5. Your heart pumps 2,000 gallons of blood a day.

That blood travels about 12,000 miles through your body each day, which is four times the size of the U.S. from coast to coast. During your lifetime, you pump about one million barrels of blood.

6. Heart attacks happen most often on Monday mornings.

Stress hormones are higher in the morning than at any other point during the day, and Mondays in particular seem to cause people more stress than other days of the week. A rise in blood pressure, plus an increase in heart rate and stress hormones can break pockets of plaque and cause a blockage in the heart.

7. There are 60,000 miles of blood vessels in your body.

The blood vessels (arteries, capillaries, and veins), laid end-to-end, would measure about 100,000 km (60,000 miles), or approximately 2.5 times the circumference of the earth. Capillaries account for about 80,000 km (50,000 miles) of vasculature in an adult.

8. Men and women have different heart attack symptoms.

The symptoms of a woman having a heart attack are much less prominent than a man. For women, heart attacks can feel like uncomfortable squeezing, pressure, fullness or pain in the center of the chest. It can also produce pain in one or both arms, the back, neck, jaw or stomach, shortness of breath, nausea and other symptoms. Men experience the typical heart attack symptoms of chest pain, discomfort and pressure. They, too, can experience pain in other areas, such as the arms, neck, back and jaw, as well as shortness of breath, sweating and discomfort that mimics heartburn.

9. Laughing is good for your heart.

Studies have shown that your blood vessels relax when you’re laughing, which sends 20% more blood through your body.This means that your heart doesn’t have to work as hard.

10. The heart works twice as hard as the leg muscles of a sprinter.

It takes a lot of force to move your blood around your body, which is why a strong, healthy heart is so important..

11. Sneezing does not stop your heart.

Contrary to popular belief, sneezing does not stop your heart or make it “skip a beat.” It can, however, briefly change your heart’s rhythm. The only time your heart stops is during cardiac arrest.
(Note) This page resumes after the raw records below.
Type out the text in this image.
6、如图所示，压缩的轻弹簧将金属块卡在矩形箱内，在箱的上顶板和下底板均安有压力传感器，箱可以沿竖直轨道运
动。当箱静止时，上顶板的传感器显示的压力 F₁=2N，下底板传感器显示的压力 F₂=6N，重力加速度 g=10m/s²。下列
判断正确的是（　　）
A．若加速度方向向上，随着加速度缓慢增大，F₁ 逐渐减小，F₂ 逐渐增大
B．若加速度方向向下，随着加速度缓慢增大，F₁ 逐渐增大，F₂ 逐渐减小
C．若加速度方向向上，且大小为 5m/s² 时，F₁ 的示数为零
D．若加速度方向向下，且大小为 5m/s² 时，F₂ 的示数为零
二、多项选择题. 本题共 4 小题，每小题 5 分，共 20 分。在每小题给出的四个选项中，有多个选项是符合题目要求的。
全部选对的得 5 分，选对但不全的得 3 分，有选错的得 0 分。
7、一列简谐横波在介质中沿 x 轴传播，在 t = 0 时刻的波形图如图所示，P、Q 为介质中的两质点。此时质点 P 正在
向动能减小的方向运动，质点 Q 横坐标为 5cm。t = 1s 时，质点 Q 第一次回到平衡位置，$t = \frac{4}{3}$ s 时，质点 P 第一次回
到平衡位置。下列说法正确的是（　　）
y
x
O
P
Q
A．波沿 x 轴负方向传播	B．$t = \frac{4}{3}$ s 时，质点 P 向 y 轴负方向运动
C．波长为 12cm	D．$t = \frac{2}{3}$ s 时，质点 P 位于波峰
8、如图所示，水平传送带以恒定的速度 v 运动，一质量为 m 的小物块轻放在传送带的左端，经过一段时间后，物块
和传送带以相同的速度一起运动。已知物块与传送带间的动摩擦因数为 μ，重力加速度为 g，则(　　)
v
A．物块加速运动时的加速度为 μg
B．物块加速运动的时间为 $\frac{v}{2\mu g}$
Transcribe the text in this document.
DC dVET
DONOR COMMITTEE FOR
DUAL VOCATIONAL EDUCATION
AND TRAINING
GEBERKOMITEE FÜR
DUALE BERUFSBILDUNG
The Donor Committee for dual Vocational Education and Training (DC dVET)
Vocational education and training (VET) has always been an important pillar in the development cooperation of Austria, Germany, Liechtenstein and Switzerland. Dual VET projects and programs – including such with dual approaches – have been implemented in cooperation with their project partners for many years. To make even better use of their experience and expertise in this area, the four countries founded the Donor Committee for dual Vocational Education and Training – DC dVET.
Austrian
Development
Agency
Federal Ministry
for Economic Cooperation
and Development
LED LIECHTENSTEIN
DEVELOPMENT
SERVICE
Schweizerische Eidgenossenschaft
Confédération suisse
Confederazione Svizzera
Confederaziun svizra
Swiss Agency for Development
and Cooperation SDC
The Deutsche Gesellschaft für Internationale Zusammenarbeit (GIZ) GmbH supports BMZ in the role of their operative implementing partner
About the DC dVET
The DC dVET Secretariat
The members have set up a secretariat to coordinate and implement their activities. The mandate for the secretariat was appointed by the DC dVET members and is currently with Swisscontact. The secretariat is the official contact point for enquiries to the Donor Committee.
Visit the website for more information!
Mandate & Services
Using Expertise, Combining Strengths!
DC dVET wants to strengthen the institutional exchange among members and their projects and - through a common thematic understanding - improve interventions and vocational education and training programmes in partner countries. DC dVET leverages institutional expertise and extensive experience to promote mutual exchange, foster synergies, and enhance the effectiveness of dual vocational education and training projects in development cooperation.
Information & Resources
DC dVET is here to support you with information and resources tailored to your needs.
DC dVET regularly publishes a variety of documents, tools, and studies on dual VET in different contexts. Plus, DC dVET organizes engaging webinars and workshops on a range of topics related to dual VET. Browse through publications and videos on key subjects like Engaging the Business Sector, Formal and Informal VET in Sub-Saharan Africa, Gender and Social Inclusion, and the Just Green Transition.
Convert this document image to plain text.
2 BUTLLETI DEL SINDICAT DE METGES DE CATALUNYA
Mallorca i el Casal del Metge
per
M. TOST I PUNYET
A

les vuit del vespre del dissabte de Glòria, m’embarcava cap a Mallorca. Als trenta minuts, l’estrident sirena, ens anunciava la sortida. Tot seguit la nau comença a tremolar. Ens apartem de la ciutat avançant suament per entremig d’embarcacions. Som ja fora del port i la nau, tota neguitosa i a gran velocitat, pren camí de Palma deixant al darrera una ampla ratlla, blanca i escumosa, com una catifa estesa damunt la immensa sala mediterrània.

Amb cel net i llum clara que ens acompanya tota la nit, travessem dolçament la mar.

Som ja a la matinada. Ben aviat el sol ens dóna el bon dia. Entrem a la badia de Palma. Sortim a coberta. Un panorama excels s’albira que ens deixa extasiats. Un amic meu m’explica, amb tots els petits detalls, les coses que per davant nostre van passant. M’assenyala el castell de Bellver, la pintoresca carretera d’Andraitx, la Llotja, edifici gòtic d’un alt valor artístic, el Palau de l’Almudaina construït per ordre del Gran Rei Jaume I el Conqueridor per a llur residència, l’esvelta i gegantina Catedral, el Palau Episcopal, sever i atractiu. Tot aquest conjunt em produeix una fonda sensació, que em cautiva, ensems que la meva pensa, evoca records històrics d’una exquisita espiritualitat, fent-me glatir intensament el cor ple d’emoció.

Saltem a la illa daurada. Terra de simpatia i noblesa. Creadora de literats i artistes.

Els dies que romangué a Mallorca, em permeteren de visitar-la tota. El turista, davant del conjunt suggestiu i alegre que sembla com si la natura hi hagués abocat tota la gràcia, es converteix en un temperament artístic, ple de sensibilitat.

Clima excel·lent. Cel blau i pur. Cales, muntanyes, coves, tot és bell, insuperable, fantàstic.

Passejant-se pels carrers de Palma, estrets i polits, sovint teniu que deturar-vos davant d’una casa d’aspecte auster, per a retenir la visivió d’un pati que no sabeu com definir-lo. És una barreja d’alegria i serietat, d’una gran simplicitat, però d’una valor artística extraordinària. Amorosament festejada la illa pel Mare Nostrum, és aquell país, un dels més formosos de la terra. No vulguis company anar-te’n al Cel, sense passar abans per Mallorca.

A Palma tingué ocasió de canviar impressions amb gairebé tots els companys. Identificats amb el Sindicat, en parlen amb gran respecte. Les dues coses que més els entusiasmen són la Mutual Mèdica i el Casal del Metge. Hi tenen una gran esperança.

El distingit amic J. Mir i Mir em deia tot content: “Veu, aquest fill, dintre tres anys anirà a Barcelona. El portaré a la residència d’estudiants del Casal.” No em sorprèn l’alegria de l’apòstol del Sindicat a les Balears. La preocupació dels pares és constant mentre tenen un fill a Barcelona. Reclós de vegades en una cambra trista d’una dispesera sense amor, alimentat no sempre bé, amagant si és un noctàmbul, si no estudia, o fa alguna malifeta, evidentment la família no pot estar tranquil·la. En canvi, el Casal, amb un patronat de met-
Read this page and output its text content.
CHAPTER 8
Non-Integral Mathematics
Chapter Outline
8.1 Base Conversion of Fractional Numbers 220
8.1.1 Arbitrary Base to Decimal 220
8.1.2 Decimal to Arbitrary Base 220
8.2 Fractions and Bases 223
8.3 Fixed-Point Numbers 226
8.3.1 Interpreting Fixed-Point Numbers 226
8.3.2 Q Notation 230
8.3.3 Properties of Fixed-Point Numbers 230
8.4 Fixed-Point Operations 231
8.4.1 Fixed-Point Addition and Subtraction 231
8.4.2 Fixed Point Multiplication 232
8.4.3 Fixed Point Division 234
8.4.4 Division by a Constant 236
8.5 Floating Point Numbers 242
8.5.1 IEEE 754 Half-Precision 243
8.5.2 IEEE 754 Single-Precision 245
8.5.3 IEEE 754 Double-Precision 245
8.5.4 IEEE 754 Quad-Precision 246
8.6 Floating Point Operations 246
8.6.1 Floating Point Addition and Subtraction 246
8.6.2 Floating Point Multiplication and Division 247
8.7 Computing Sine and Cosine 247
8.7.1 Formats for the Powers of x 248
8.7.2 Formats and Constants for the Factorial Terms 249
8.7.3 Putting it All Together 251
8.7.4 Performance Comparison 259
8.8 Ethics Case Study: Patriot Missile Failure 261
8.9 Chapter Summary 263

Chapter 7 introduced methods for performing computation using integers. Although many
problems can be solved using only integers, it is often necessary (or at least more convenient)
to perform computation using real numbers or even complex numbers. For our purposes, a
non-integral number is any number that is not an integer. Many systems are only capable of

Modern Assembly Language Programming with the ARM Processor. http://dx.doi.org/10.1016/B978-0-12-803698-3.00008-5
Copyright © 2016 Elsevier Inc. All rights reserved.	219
12. Your aorta is as large as a garden hose.

The biggest artery in your body, the aorta, runs from your heart to your belly. It carries the most blood and is also the most common site for problems like aneurysms.

13. A “broken heart” can feel like a heart attack.

Intense and sudden feelings of sadness can mimic the symptoms of a heart attack. Stress hormones are released into the body and can cause chest pain and shortness of breath.

14. Some capillaries are ten times smaller than a human hair.

They are so small that blood cells have to travel single-file through them. Oxygen and carbon dioxide are exchanged through the very thin walls of the capillaries.